Mientras ella luchaba por liberarse con suaves puntapiés al aire, yo mantenía el ritmo: una lamida más, un pequeñísimo mordisco juguetón, otro roce de lengua que recorrió la línea de su arco. Con cada gesto, su pie respondía convulso, y sus carcajadas se mezclaban con gemidos de puro placer inocente.
La veía temblar bajo mi atención, y su pie trataba inútilmente de alejarse, arqueándose, retorciéndose y buscando un respiro que no llegaría. Aún así, sus ojos brillaban de complicidad, y su sonrisa entre sollozos me indicaba que, aunque suplicara piedad, disfrutaba tanto como yo de ese íntimo y secreto juego de cosquillas.
Finalmente me detuve y aflojé el agarre, dejando que ambos pies de Cinthia cayeran suavemente al suelo. Ella quedó recostada, respirando con fuerza, alternando risitas nerviosas y tomándose la barriga mientras intentaba recuperar el aliento.
—¡Me has hecho muchísimas cosquillas! —susurró, todavía con el cuerpo sacudido por los últimos estertores de risa.
Yo me acomodé sentado a su lado, apoyando la espalda contra el sofá y mirando sus pies sonrojados. Con una sonrisa tímida y un gesto de disculpa juguetón, simplemente le dije:
—Lo siento… pero no pude contenerme.
Cinthia volvió a soltar una risa baja, sacudiendo la cabeza con divertida incredulidad, y yo supe que, para ambas, esa noche de risas y cosquillas quedaría marcada en nuestra memoria como un secreto lleno de complicidad y alegría.

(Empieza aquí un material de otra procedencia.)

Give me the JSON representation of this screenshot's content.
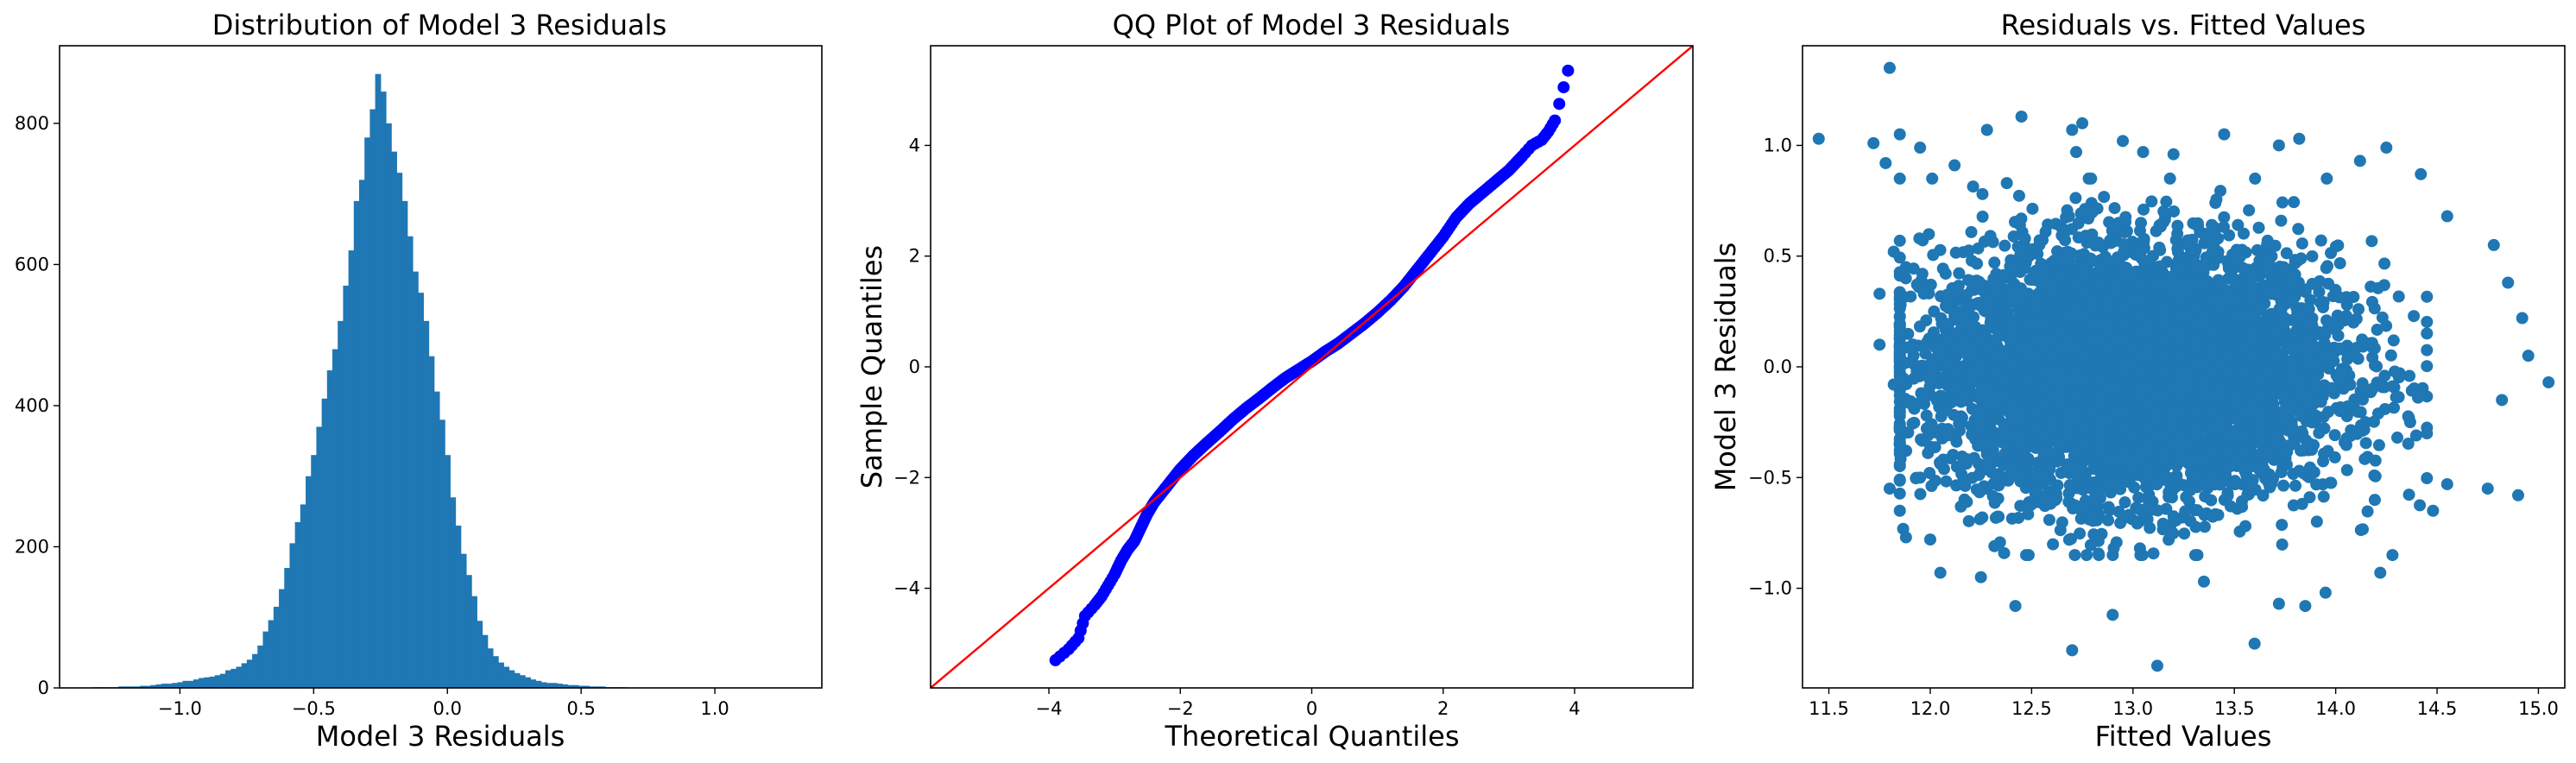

Justo cuando Cinthia pensó que todo había terminado, me inclinó hacia sus pies una vez más. Con una mirada traviesa le susurré:
—Un último recuerdo de esta noche…
Tomé sus pies con firmeza, elevándolos un poco, y mis dedos comenzaron un ataque relámpago sobre sus plantas hipercosquilludas. Cinthia, aún recuperándose, logró exclamar:
—¡Oh no… otra vez!
Y entonces, su risa regresó con más fuerza que nunca. Sus carcajadas estallaron en la habitación mientras sus pies danzaban en el aire, arqueándose y retorciéndose bajo el implacable asalto de mis dedos. Aquella fue la última oleada de cosquillas: intensa, sin piedad y perfecta para cerrar nuestra noche con un estallido de risa y complicidad inolvidable.
Finalmente detuve mi ataque de cosquillas y solté sus pies, dejando que Cinthia recuperara el aliento mientras yo sonreía cómplice. La ayudé a incorporarse, y, apoyada en mis hombros, se irguió con una mezcla de agotamiento y diversión en los ojos.
—Gracias… aunque me debes una revancha —bromeó, aún con una sonrisa traviesa.
Asentí y recogí mis cosas con calma. Antes de marcharme, nos miramos y, casi en un susurro, acordamos mantener en secreto todo lo vivido aquella noche. Jessica nunca sabría de nuestro juego ni de las carcajadas furiosas que llenaron la casa.
Le di un último beso en la mejilla y me despedí con un guiño:
—Esto queda entre nostros.
Y con eso, salí por la puerta, llevándome conmigo el recuerdo de una velada imposible de olvidar y un pacto silencioso de complicidad que selló nuestra amistad para siempre.